I wanted to set up my collection, but I would need Dad to build shelves first, and he was out at the school. I hung up my posters of places I wanted to see one day: Stonehenge, the Leaning Tower of Pisa, the Colosseum, Machu Picchu.
I opened some of my boxes and hung clothes in the closet. I came across t
he pink shirt I’d bought with Kelsey—she had a matching one. Why had I even packed it? Why was I hanging it up now? But I did.
Kelsey used to like my dreams.
The first time we had a sleepover, I went to her house. We’d known each other only a couple of weeks, the first weeks of sixth grade, but they’d felt like long weeks. I’d shown up with a DVD and polka-dot pajamas, and at bedtime in her small apartment we climbed into her twin bed to sleep head to toe.
“Siena—you’re kicking me—you’re kicking me in the face!”
I woke to find Kelsey shaking my feet.
“Huh?”
It took me a minute to realize where I was.
“Bad dream?” Kelsey asked. She turned and crawled to have her head at the same end of the bed as me.
“No, it was okay. I was a pioneer, traveling with a covered wagon. But it was daytime. We got out to walk next to the wagon.”

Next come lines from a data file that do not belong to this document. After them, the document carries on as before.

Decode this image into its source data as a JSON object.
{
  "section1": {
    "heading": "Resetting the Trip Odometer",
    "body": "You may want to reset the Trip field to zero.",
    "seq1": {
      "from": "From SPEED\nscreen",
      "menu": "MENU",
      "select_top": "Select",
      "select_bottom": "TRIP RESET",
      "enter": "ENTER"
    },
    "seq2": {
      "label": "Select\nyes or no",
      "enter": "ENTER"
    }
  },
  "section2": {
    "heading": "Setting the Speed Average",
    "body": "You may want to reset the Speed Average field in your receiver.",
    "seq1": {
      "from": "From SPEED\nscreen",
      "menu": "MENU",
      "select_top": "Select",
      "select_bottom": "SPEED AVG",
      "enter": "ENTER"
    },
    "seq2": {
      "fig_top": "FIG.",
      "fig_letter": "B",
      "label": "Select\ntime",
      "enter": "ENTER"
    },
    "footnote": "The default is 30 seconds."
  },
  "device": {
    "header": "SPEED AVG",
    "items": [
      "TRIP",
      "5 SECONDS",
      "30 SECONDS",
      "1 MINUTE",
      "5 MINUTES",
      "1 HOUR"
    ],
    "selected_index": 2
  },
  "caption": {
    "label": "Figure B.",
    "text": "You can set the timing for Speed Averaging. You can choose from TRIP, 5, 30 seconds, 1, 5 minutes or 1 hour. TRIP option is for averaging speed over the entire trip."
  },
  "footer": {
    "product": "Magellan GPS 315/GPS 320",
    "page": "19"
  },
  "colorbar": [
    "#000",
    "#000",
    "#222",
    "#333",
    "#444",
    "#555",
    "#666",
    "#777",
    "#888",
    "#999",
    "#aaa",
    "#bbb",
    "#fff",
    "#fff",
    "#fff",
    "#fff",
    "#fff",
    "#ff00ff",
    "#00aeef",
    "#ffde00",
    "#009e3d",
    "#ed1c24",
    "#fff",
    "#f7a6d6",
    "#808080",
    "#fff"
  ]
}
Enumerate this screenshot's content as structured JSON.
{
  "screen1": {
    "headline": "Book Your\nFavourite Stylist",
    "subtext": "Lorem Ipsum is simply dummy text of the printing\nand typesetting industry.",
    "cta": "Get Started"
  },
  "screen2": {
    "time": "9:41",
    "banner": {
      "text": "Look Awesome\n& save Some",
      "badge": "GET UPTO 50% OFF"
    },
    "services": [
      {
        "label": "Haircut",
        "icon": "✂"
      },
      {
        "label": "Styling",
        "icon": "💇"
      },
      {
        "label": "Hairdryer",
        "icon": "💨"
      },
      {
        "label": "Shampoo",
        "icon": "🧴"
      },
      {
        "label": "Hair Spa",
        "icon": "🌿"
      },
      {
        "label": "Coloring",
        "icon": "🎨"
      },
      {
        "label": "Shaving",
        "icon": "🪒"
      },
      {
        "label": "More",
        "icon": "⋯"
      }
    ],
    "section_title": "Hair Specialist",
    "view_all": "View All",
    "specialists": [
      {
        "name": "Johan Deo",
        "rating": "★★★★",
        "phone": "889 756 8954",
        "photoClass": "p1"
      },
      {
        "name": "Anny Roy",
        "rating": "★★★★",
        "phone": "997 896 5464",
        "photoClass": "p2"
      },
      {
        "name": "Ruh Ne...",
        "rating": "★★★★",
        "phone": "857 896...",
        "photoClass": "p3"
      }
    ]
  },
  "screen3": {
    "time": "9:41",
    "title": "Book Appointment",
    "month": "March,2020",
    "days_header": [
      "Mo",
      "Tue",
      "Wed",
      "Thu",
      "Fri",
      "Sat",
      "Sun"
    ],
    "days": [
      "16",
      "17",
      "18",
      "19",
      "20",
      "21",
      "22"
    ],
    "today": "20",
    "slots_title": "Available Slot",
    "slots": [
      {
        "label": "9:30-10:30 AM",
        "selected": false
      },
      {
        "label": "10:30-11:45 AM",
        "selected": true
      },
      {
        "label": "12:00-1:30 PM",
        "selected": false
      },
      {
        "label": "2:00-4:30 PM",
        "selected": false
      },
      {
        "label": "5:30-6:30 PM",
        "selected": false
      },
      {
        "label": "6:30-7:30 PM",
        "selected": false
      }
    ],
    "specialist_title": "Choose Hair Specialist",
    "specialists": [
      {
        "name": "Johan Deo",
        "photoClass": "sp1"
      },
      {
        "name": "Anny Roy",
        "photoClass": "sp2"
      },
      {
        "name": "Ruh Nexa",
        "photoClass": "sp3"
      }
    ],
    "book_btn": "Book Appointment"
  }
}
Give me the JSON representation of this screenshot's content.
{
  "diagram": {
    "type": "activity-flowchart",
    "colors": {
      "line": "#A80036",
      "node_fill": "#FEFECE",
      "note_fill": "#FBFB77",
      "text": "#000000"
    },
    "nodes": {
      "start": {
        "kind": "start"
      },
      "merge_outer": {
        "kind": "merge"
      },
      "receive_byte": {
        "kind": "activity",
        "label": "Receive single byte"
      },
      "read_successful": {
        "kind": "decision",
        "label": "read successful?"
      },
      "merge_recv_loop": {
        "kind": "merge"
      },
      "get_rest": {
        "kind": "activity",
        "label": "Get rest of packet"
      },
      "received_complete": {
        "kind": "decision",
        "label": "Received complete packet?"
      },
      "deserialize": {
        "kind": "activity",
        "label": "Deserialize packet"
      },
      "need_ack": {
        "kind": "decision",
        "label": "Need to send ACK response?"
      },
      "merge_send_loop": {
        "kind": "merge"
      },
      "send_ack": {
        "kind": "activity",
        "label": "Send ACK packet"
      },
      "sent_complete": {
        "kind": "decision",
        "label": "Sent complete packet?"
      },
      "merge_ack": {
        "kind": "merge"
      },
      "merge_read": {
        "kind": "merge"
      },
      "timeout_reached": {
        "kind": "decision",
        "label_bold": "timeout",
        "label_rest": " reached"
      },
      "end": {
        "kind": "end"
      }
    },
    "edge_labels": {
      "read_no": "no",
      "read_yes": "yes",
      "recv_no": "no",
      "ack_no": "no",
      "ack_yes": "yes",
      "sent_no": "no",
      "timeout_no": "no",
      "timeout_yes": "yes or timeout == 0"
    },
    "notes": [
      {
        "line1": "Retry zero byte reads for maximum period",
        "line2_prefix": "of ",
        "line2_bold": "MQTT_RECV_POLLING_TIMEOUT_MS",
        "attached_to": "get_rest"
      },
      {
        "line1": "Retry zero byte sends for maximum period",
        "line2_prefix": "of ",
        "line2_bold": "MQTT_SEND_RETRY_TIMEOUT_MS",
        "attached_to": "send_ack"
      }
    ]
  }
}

“So you were walking on my face?” Kelsey asked.
“I guess so.”
Then she started giggling. And I started giggling. And her mom came by and knocked on the door. Our giggles immediately became silent as we pressed our faces into my pillow.
After we were sure her mother had walked away, Kelsey said, “Tell me more about your dream.”
And so I told her about how the prairie stretched on and on as if never-ending, the expanse of sky, the people walking with me who must have been my family.…
I realized she was sleeping and drifted off again myself.
At lunchtime Mom suggested I take my sandwich out on the porch. It was nice out there, with a breeze, and the water was a dull blue, very pretty, that faded into sky in the distance. She also gave me a tall glass of iced tea, which helped me cool down. Then I went to tell her I was going for a walk on the beach, but she said, “Keep going in your room. We’ll all feel more free and settled when the house is in order.”